A Retrieval-Augmented Generation (RAG) chatbot powered by Mistral-7B-Instruct, designed to deliver thoughtful, down-to-earth responses inspired by Daoist philosophy (Laozi, Zhuangzi). Built using FastAPI and optimized for lightweight, locally-hosted usage.
- RAG Architecture: Retrieves relevant passages from a corpus of Daoist notes using semantic search with FAISS.
- Philosophy-Grounded Prompting: Uses a system message that simulates a grounded Daoist mentor — gentle, honest, and reflective.
- Quantized Model Inference: Runs Mistral-7B in 4-bit using bitsandbytes for faster generation on consumer GPUs.
- Dynamic Knowledge Base: Loads and chunks
.mdnotes from Daoist texts into embeddings at startup. - API Endpoint: Exposes a clean
POST /chatroute for frontend integration (e.g. Unity or web).

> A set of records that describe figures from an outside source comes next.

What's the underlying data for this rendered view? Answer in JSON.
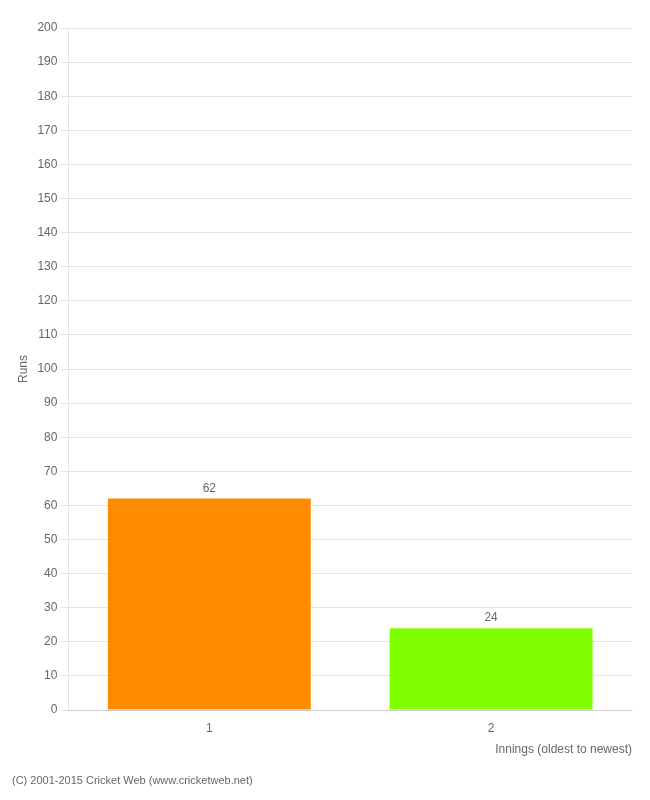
{
  "chart_data": {
    "type": "bar",
    "categories": [
      "1",
      "2"
    ],
    "values": [
      62,
      24
    ],
    "colors": [
      "#ff8c00",
      "#7fff00"
    ],
    "xlabel": "Innings (oldest to newest)",
    "ylabel": "Runs",
    "footer": "(C) 2001-2015 Cricket Web (www.cricketweb.net)",
    "ylim": [
      0,
      200
    ],
    "yticks": [
      0,
      10,
      20,
      30,
      40,
      50,
      60,
      70,
      80,
      90,
      100,
      110,
      120,
      130,
      140,
      150,
      160,
      170,
      180,
      190,
      200
    ],
    "grid": true,
    "data_labels": true
  }
}
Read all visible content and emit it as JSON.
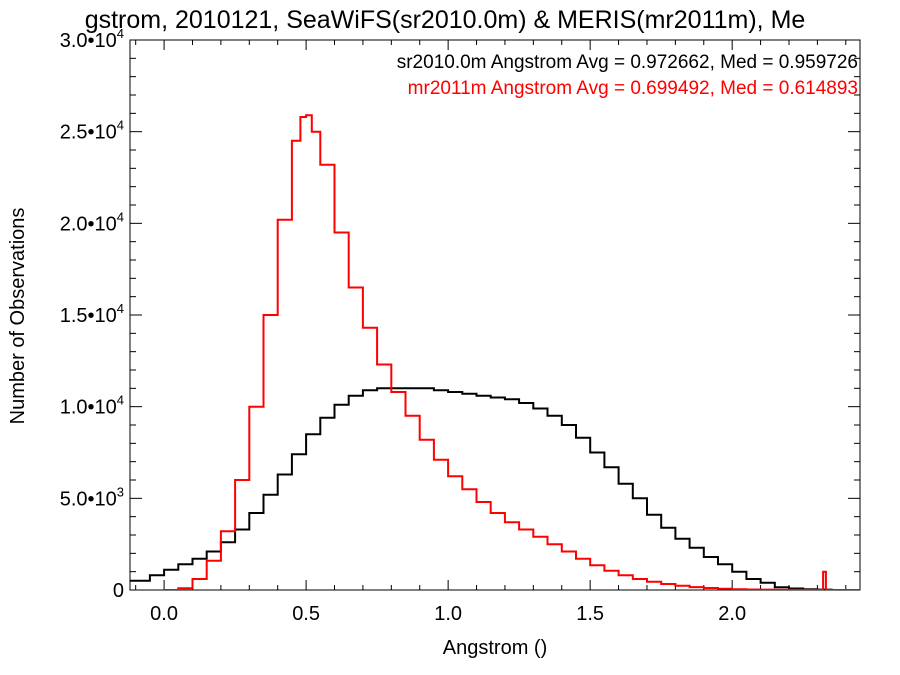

| Component | Technology |
|---|---|
| Language Model | mistralai/Mistral-7B-Instruct-v0.2 |
| Embeddings | sentence-transformers/all-MiniLM-L6-v2 |
| Vector Search | FAISS |
| API Framework | FastAPI |
| Quantization | bitsandbytes (4-bit NF4) |
| Tokenizer & Model | transformers |
git clone https://github.com/Awakuruf/rag-chatbot.git
cd rag-bot1.Create a virtual environment:
python -m venv venv
source venv/bin/activate # or venv\Scripts\activate on Windows- Install dependencies:
pip install -r requirements.txt- Run the FastAPI server:
cd .\app\
uvicorn main:app --reload- The Unity game will POST messages to http://127.0.0.1:8000/chat.
rag-chatbot/
│
├── app/
│ ├── main.py # FastAPI app with /chat endpoint
│ ├── rag_pipeline.py # Core RAG logic
│ ├── ingest.py # Loads + embeds PDF/Markdown/web docs
│
├── data/
│ ├── daodejing.pdf
│ ├── daodejing_notes.md
| ├── zhuangzi.pdf
│ └── zhuangzi_notes.md
│
├── requirements.txt
├── example_responses.txt
└── README.md
-
Long response times from AI? Consider:
- Reducing max_new_tokens
- Using smaller models like mistral-7b-instruct in 4-bit mode
- Chunking your documents more efficiently
MIT License. Feel free to remix or adapt for educational and non-commercial purposes.